A caregiver notebook doesn’t need to be perfect or exhaustive. “Good enough” is more than enough. Common sections include:

Daily routines. Morning, afternoon, evening rhythms. What helps the day go smoothly. What tends to trigger stress. Small details that make a big difference.

Medications. Current medication list, dosages, timing, pharmacy information, and what to do if a dose is missed. This complements, but does not replace, formal medication systems.

Medical information. Diagnoses, primary providers, specialists, allergies, mobility considerations, and what constitutes an actual emergency versus something that can wait.

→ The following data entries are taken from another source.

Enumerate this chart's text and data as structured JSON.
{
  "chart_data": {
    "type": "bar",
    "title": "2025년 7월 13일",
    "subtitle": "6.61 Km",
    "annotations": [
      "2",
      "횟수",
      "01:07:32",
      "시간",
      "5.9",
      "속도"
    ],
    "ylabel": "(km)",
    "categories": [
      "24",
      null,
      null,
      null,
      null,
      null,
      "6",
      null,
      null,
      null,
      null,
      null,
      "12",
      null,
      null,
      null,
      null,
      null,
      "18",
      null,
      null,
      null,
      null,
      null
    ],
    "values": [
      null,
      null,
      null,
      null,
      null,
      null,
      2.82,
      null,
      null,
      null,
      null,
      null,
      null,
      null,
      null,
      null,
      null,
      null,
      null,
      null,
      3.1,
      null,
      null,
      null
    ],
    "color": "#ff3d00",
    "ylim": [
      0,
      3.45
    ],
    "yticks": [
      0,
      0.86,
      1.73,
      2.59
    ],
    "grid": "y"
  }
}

Emergency contacts. Who to call first, second, and third. Family, neighbors, physicians. Clear guidance reduces panic in urgent moments.

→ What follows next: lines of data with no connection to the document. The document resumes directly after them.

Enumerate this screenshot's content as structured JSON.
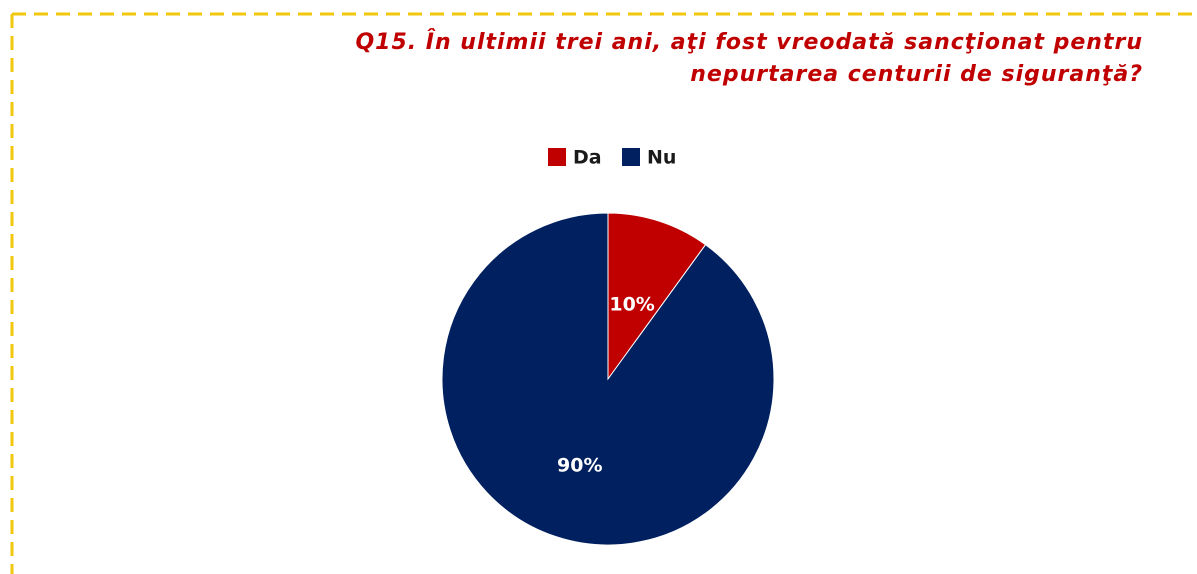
{
  "chart_data": {
    "type": "pie",
    "title": [
      "Q15. În ultimii trei ani, aţi fost vreodată sancţionat pentru",
      "nepurtarea centurii de siguranţă?"
    ],
    "categories": [
      "Da",
      "Nu"
    ],
    "values": [
      10,
      90
    ],
    "value_labels": [
      "10%",
      "90%"
    ],
    "colors": [
      "#c00000",
      "#002060"
    ],
    "legend": "top"
  }
}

Preferences and dignity notes. How your care recipient likes to be addressed. What soothes them when they’re anxious. What they strongly dislike. These details help hired caregivers offer care that feels human, not transactional.

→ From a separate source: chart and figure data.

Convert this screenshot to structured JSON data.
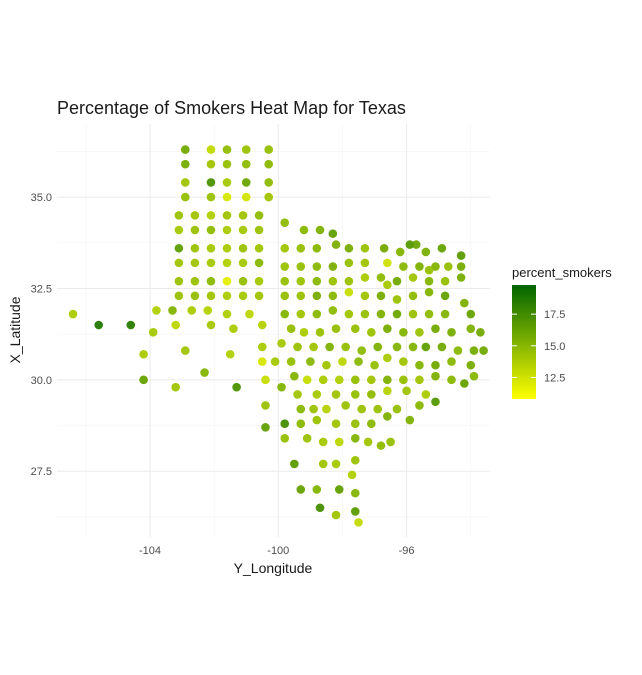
{
  "chart_data": {
    "type": "scatter",
    "title": "Percentage of Smokers Heat Map for Texas",
    "xlabel": "Y_Longitude",
    "ylabel": "X_Latitude",
    "xlim": [
      -106.9,
      -93.4
    ],
    "ylim": [
      25.7,
      37.0
    ],
    "x_ticks": [
      -104,
      -100,
      -96
    ],
    "x_tick_labels": [
      "-104",
      "-100",
      "-96"
    ],
    "y_ticks": [
      27.5,
      30.0,
      32.5,
      35.0
    ],
    "y_tick_labels": [
      "27.5",
      "30.0",
      "32.5",
      "35.0"
    ],
    "legend": {
      "title": "percent_smokers",
      "range": [
        10.8,
        19.8
      ],
      "ticks": [
        12.5,
        15.0,
        17.5
      ],
      "tick_labels": [
        "12.5",
        "15.0",
        "17.5"
      ],
      "low_color": "#ffff00",
      "high_color": "#006400"
    },
    "points": [
      [
        -106.4,
        31.8,
        13.8
      ],
      [
        -105.6,
        31.5,
        18.6
      ],
      [
        -104.6,
        31.5,
        18.4
      ],
      [
        -104.2,
        30.7,
        13.8
      ],
      [
        -104.2,
        30.0,
        16.2
      ],
      [
        -103.2,
        29.8,
        14.2
      ],
      [
        -103.9,
        31.3,
        14.0
      ],
      [
        -103.8,
        31.9,
        13.6
      ],
      [
        -103.3,
        31.9,
        15.2
      ],
      [
        -103.2,
        31.5,
        13.2
      ],
      [
        -102.9,
        30.8,
        14.2
      ],
      [
        -102.3,
        30.2,
        15.2
      ],
      [
        -102.7,
        31.9,
        13.8
      ],
      [
        -102.2,
        31.9,
        13.5
      ],
      [
        -102.1,
        31.5,
        14.0
      ],
      [
        -101.6,
        31.8,
        13.7
      ],
      [
        -101.4,
        31.4,
        13.8
      ],
      [
        -101.5,
        30.7,
        13.6
      ],
      [
        -101.3,
        29.8,
        17.2
      ],
      [
        -100.9,
        31.8,
        13.2
      ],
      [
        -100.5,
        31.5,
        13.5
      ],
      [
        -100.5,
        30.9,
        13.9
      ],
      [
        -100.5,
        30.5,
        12.3
      ],
      [
        -100.4,
        30.0,
        12.8
      ],
      [
        -102.9,
        36.3,
        15.8
      ],
      [
        -102.1,
        36.3,
        13.0
      ],
      [
        -101.6,
        36.3,
        14.7
      ],
      [
        -101.0,
        36.3,
        14.4
      ],
      [
        -100.3,
        36.3,
        14.6
      ],
      [
        -102.9,
        35.9,
        15.6
      ],
      [
        -102.1,
        35.9,
        14.2
      ],
      [
        -101.6,
        35.9,
        14.5
      ],
      [
        -101.0,
        35.9,
        14.8
      ],
      [
        -100.3,
        35.9,
        14.9
      ],
      [
        -102.9,
        35.4,
        14.2
      ],
      [
        -102.1,
        35.4,
        17.2
      ],
      [
        -101.6,
        35.4,
        14.0
      ],
      [
        -101.0,
        35.4,
        16.1
      ],
      [
        -100.3,
        35.4,
        14.8
      ],
      [
        -102.9,
        35.0,
        14.6
      ],
      [
        -102.1,
        35.0,
        14.4
      ],
      [
        -101.6,
        35.0,
        12.2
      ],
      [
        -101.0,
        35.0,
        12.4
      ],
      [
        -100.3,
        35.0,
        14.2
      ],
      [
        -103.1,
        34.5,
        14.4
      ],
      [
        -102.6,
        34.5,
        14.2
      ],
      [
        -102.1,
        34.5,
        13.6
      ],
      [
        -101.6,
        34.5,
        14.3
      ],
      [
        -101.1,
        34.5,
        14.2
      ],
      [
        -100.6,
        34.5,
        14.8
      ],
      [
        -103.1,
        34.1,
        14.0
      ],
      [
        -102.6,
        34.1,
        14.4
      ],
      [
        -102.1,
        34.1,
        14.8
      ],
      [
        -101.6,
        34.1,
        13.8
      ],
      [
        -101.1,
        34.1,
        14.0
      ],
      [
        -100.6,
        34.1,
        14.4
      ],
      [
        -103.1,
        33.6,
        16.5
      ],
      [
        -102.6,
        33.6,
        14.4
      ],
      [
        -102.1,
        33.6,
        14.0
      ],
      [
        -101.6,
        33.6,
        13.8
      ],
      [
        -101.1,
        33.6,
        14.4
      ],
      [
        -100.6,
        33.6,
        14.2
      ],
      [
        -103.1,
        33.2,
        14.2
      ],
      [
        -102.6,
        33.2,
        14.2
      ],
      [
        -102.1,
        33.2,
        14.0
      ],
      [
        -101.6,
        33.2,
        13.6
      ],
      [
        -101.1,
        33.2,
        14.0
      ],
      [
        -100.6,
        33.2,
        15.0
      ],
      [
        -103.1,
        32.7,
        14.4
      ],
      [
        -102.6,
        32.7,
        14.4
      ],
      [
        -102.1,
        32.7,
        14.9
      ],
      [
        -101.6,
        32.7,
        11.8
      ],
      [
        -101.1,
        32.7,
        14.6
      ],
      [
        -100.6,
        32.7,
        14.0
      ],
      [
        -103.1,
        32.3,
        14.4
      ],
      [
        -102.6,
        32.3,
        14.6
      ],
      [
        -102.1,
        32.3,
        14.2
      ],
      [
        -101.6,
        32.3,
        13.8
      ],
      [
        -101.1,
        32.3,
        14.0
      ],
      [
        -100.6,
        32.3,
        14.2
      ],
      [
        -99.8,
        34.3,
        14.8
      ],
      [
        -99.2,
        34.1,
        15.0
      ],
      [
        -98.7,
        34.1,
        15.4
      ],
      [
        -98.3,
        34.0,
        16.4
      ],
      [
        -99.8,
        33.6,
        14.2
      ],
      [
        -99.3,
        33.6,
        14.6
      ],
      [
        -98.8,
        33.6,
        15.0
      ],
      [
        -98.2,
        33.7,
        15.5
      ],
      [
        -97.8,
        33.6,
        15.6
      ],
      [
        -97.3,
        33.6,
        14.4
      ],
      [
        -96.7,
        33.6,
        15.8
      ],
      [
        -96.2,
        33.5,
        15.2
      ],
      [
        -95.7,
        33.7,
        16.0
      ],
      [
        -95.4,
        33.5,
        15.5
      ],
      [
        -94.9,
        33.6,
        16.2
      ],
      [
        -94.3,
        33.4,
        16.6
      ],
      [
        -95.9,
        33.7,
        16.8
      ],
      [
        -99.8,
        33.1,
        14.4
      ],
      [
        -99.3,
        33.1,
        14.6
      ],
      [
        -98.8,
        33.1,
        15.0
      ],
      [
        -98.3,
        33.1,
        15.5
      ],
      [
        -97.8,
        33.2,
        14.6
      ],
      [
        -97.3,
        33.2,
        14.2
      ],
      [
        -96.6,
        33.2,
        12.6
      ],
      [
        -96.1,
        33.1,
        15.0
      ],
      [
        -95.6,
        33.1,
        15.4
      ],
      [
        -95.1,
        33.1,
        15.2
      ],
      [
        -94.7,
        33.1,
        14.6
      ],
      [
        -94.3,
        33.1,
        15.6
      ],
      [
        -95.3,
        33.0,
        14.5
      ],
      [
        -99.8,
        32.7,
        14.6
      ],
      [
        -99.3,
        32.7,
        14.4
      ],
      [
        -98.8,
        32.7,
        15.0
      ],
      [
        -98.3,
        32.7,
        14.4
      ],
      [
        -97.8,
        32.7,
        14.4
      ],
      [
        -97.3,
        32.8,
        13.8
      ],
      [
        -96.8,
        32.8,
        14.8
      ],
      [
        -96.3,
        32.7,
        15.8
      ],
      [
        -95.8,
        32.8,
        14.2
      ],
      [
        -95.3,
        32.7,
        15.2
      ],
      [
        -94.8,
        32.7,
        14.6
      ],
      [
        -94.3,
        32.8,
        15.6
      ],
      [
        -96.6,
        32.6,
        14.0
      ],
      [
        -99.8,
        32.3,
        14.6
      ],
      [
        -99.3,
        32.3,
        14.4
      ],
      [
        -98.8,
        32.3,
        15.6
      ],
      [
        -98.3,
        32.3,
        15.0
      ],
      [
        -97.8,
        32.4,
        12.8
      ],
      [
        -97.3,
        32.3,
        14.2
      ],
      [
        -96.8,
        32.3,
        15.6
      ],
      [
        -96.3,
        32.2,
        14.4
      ],
      [
        -95.8,
        32.3,
        14.8
      ],
      [
        -95.3,
        32.4,
        15.2
      ],
      [
        -94.8,
        32.3,
        16.2
      ],
      [
        -94.2,
        32.1,
        15.4
      ],
      [
        -99.8,
        31.8,
        15.2
      ],
      [
        -99.3,
        31.8,
        14.2
      ],
      [
        -98.8,
        31.8,
        15.0
      ],
      [
        -98.3,
        31.9,
        14.8
      ],
      [
        -97.8,
        31.8,
        14.2
      ],
      [
        -97.3,
        31.8,
        14.6
      ],
      [
        -96.8,
        31.8,
        15.4
      ],
      [
        -96.3,
        31.8,
        16.0
      ],
      [
        -95.8,
        31.8,
        14.4
      ],
      [
        -95.3,
        31.8,
        14.8
      ],
      [
        -94.8,
        31.8,
        15.2
      ],
      [
        -94.0,
        31.8,
        16.2
      ],
      [
        -93.7,
        31.3,
        15.8
      ],
      [
        -99.6,
        31.4,
        14.6
      ],
      [
        -99.2,
        31.3,
        13.8
      ],
      [
        -98.7,
        31.3,
        14.4
      ],
      [
        -98.2,
        31.4,
        14.6
      ],
      [
        -97.6,
        31.4,
        14.6
      ],
      [
        -97.1,
        31.3,
        14.4
      ],
      [
        -96.6,
        31.4,
        15.6
      ],
      [
        -96.1,
        31.3,
        15.2
      ],
      [
        -95.6,
        31.3,
        14.4
      ],
      [
        -95.1,
        31.4,
        15.8
      ],
      [
        -94.6,
        31.3,
        15.6
      ],
      [
        -94.0,
        31.4,
        15.4
      ],
      [
        -99.9,
        31.0,
        14.0
      ],
      [
        -99.4,
        30.9,
        14.4
      ],
      [
        -98.9,
        30.9,
        14.2
      ],
      [
        -98.4,
        30.9,
        15.4
      ],
      [
        -97.9,
        30.9,
        14.6
      ],
      [
        -97.4,
        30.8,
        14.8
      ],
      [
        -96.9,
        30.9,
        15.4
      ],
      [
        -96.3,
        30.9,
        15.2
      ],
      [
        -95.8,
        30.9,
        15.2
      ],
      [
        -95.4,
        30.9,
        16.4
      ],
      [
        -94.9,
        30.9,
        15.8
      ],
      [
        -94.4,
        30.8,
        15.0
      ],
      [
        -93.9,
        30.8,
        15.6
      ],
      [
        -93.6,
        30.8,
        15.8
      ],
      [
        -100.1,
        30.5,
        14.0
      ],
      [
        -99.6,
        30.5,
        14.6
      ],
      [
        -99.0,
        30.5,
        15.0
      ],
      [
        -98.5,
        30.4,
        14.2
      ],
      [
        -98.0,
        30.5,
        13.2
      ],
      [
        -97.5,
        30.5,
        15.0
      ],
      [
        -97.0,
        30.4,
        14.6
      ],
      [
        -96.6,
        30.6,
        13.8
      ],
      [
        -96.1,
        30.5,
        14.2
      ],
      [
        -95.6,
        30.4,
        15.2
      ],
      [
        -95.1,
        30.4,
        15.8
      ],
      [
        -94.6,
        30.5,
        15.0
      ],
      [
        -94.0,
        30.4,
        15.6
      ],
      [
        -99.5,
        30.1,
        15.2
      ],
      [
        -99.1,
        30.0,
        12.8
      ],
      [
        -98.6,
        30.0,
        13.8
      ],
      [
        -98.1,
        30.0,
        13.6
      ],
      [
        -97.6,
        30.0,
        14.6
      ],
      [
        -97.1,
        30.0,
        14.2
      ],
      [
        -96.6,
        30.0,
        15.4
      ],
      [
        -96.1,
        30.0,
        14.6
      ],
      [
        -95.6,
        30.0,
        14.2
      ],
      [
        -95.1,
        30.1,
        15.4
      ],
      [
        -94.6,
        30.0,
        15.0
      ],
      [
        -93.9,
        30.1,
        15.0
      ],
      [
        -94.2,
        29.9,
        16.2
      ],
      [
        -99.9,
        29.8,
        15.2
      ],
      [
        -99.4,
        29.6,
        14.2
      ],
      [
        -98.8,
        29.6,
        14.0
      ],
      [
        -98.2,
        29.6,
        14.2
      ],
      [
        -97.6,
        29.6,
        14.6
      ],
      [
        -97.1,
        29.6,
        14.8
      ],
      [
        -96.6,
        29.7,
        13.4
      ],
      [
        -96.0,
        29.7,
        14.2
      ],
      [
        -95.4,
        29.6,
        13.8
      ],
      [
        -95.1,
        29.4,
        16.8
      ],
      [
        -100.4,
        29.3,
        14.4
      ],
      [
        -99.3,
        29.2,
        15.0
      ],
      [
        -98.9,
        29.2,
        14.4
      ],
      [
        -98.5,
        29.2,
        13.4
      ],
      [
        -97.9,
        29.3,
        14.4
      ],
      [
        -97.4,
        29.2,
        14.4
      ],
      [
        -96.9,
        29.2,
        14.4
      ],
      [
        -96.3,
        29.2,
        14.6
      ],
      [
        -95.6,
        29.3,
        15.0
      ],
      [
        -100.4,
        28.7,
        16.4
      ],
      [
        -99.8,
        28.8,
        17.4
      ],
      [
        -99.3,
        28.8,
        15.0
      ],
      [
        -98.8,
        28.9,
        14.4
      ],
      [
        -98.2,
        28.8,
        14.2
      ],
      [
        -97.6,
        28.8,
        14.6
      ],
      [
        -97.1,
        28.8,
        15.0
      ],
      [
        -96.6,
        29.0,
        15.4
      ],
      [
        -95.9,
        28.9,
        15.4
      ],
      [
        -99.8,
        28.4,
        14.6
      ],
      [
        -99.1,
        28.4,
        14.4
      ],
      [
        -98.6,
        28.3,
        14.0
      ],
      [
        -98.1,
        28.3,
        13.2
      ],
      [
        -97.6,
        28.4,
        15.2
      ],
      [
        -97.2,
        28.3,
        14.2
      ],
      [
        -96.8,
        28.2,
        14.8
      ],
      [
        -96.5,
        28.3,
        14.6
      ],
      [
        -99.5,
        27.7,
        16.6
      ],
      [
        -98.6,
        27.7,
        14.2
      ],
      [
        -98.2,
        27.7,
        14.0
      ],
      [
        -97.6,
        27.8,
        14.4
      ],
      [
        -97.7,
        27.4,
        13.6
      ],
      [
        -99.3,
        27.0,
        16.2
      ],
      [
        -98.8,
        27.0,
        15.2
      ],
      [
        -98.1,
        27.0,
        16.4
      ],
      [
        -97.6,
        26.9,
        15.2
      ],
      [
        -98.7,
        26.5,
        17.4
      ],
      [
        -98.2,
        26.3,
        14.2
      ],
      [
        -97.6,
        26.4,
        16.6
      ],
      [
        -97.5,
        26.1,
        13.0
      ]
    ]
  }
}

Household logistics. Where things are kept. What’s off-limits. Wi-Fi info if needed. Anything that prevents unnecessary interruptions or confusion.

What matters to us. This optional section can be especially powerful. A few sentences about values, priorities, or what “a good day” looks like in your home helps align care with intention, not just tasks.

An Emotional Reframe

Creating a caregiver notebook can stir unexpected feelings.

It can feel like:

• Admitting you can’t do everything yourself anymore
• Acknowledging that others will see the most intimate parts of your life
• Letting go of control, even a little

That discomfort makes sense.

But this is not a sign of failure. It’s a sign of foresight.

You’re not replacing yourself. You’re supporting yourself — and protecting your care recipient — by making sure care doesn’t hinge on one exhausted person holding everything together.

A Gentle Encouragement

Start small. One section. One page. One afternoon.

This notebook is a living document. It will evolve as needs change. You don’t have to get it “right” the first time.

Every detail you write down is one less thing you have to carry alone.

And that, in caregiving, is no small gift — to yourself or to those who step in to help.

Resources

• The Pink Book — Soaring Families. Candice has worked with Mike George, the founder of Soaring Families, and recommends his methodology, including The Pink Book, as a way to ensure consistent care when there are multiple caregivers (family & professional).

Contents for a Caregiver Notebook

By Meg

This is a list of what I have in the notebook I leave for caregivers.

1. First page — a warning about the things the doctor has said is a reason to take Rich to the ER or call the paramedics. (I have a red marker around the page and a star on the top.)
2. List of contacts — includes the name, phone number(s), and relationship. My name, etc. is first; the caregivers involved this time; friends; relatives; doctors; veterinarian; place we order prepared meals from; dentist; next door neighbor; adult day care contact and transportation contact.
3. Schedules
   • What Rich is supposed to do on each day
   • Professional caregiver schedule
   • My schedule
4. Caregiver activities — the things I expect them to do and be aware of. The day caregivers have different things to do than the night caregiver.
5. Maps — for any place the caregivers may need to take Rich.
6. Instructions for using my computer — including how to get to any websites I think they may need and how to start Zoom.
7. Information sheet on Richard — includes: full name, date of birth, last 4 of social, medications (name, dose, how often), allergies, doctors with phone number, insurance for medical and drugs, pharmacy name and phone number. (I have this also posted on the refrigerator and I have this list for me too. And I have 2–3 copies of this in the notebook.)
8. Caregiver time sheets — several in case they run out.
9. Place for them to make notes — this is helpful since the caregivers may not actually see each other.
10. Money and credit card — with a note that the caregivers (I list their names) can use the credit card. The card I leave is in Rich’s name so if he is with them, he can say ok. I ask that they call me if they need to spend more than x amount and to put the receipts in the provided envelope.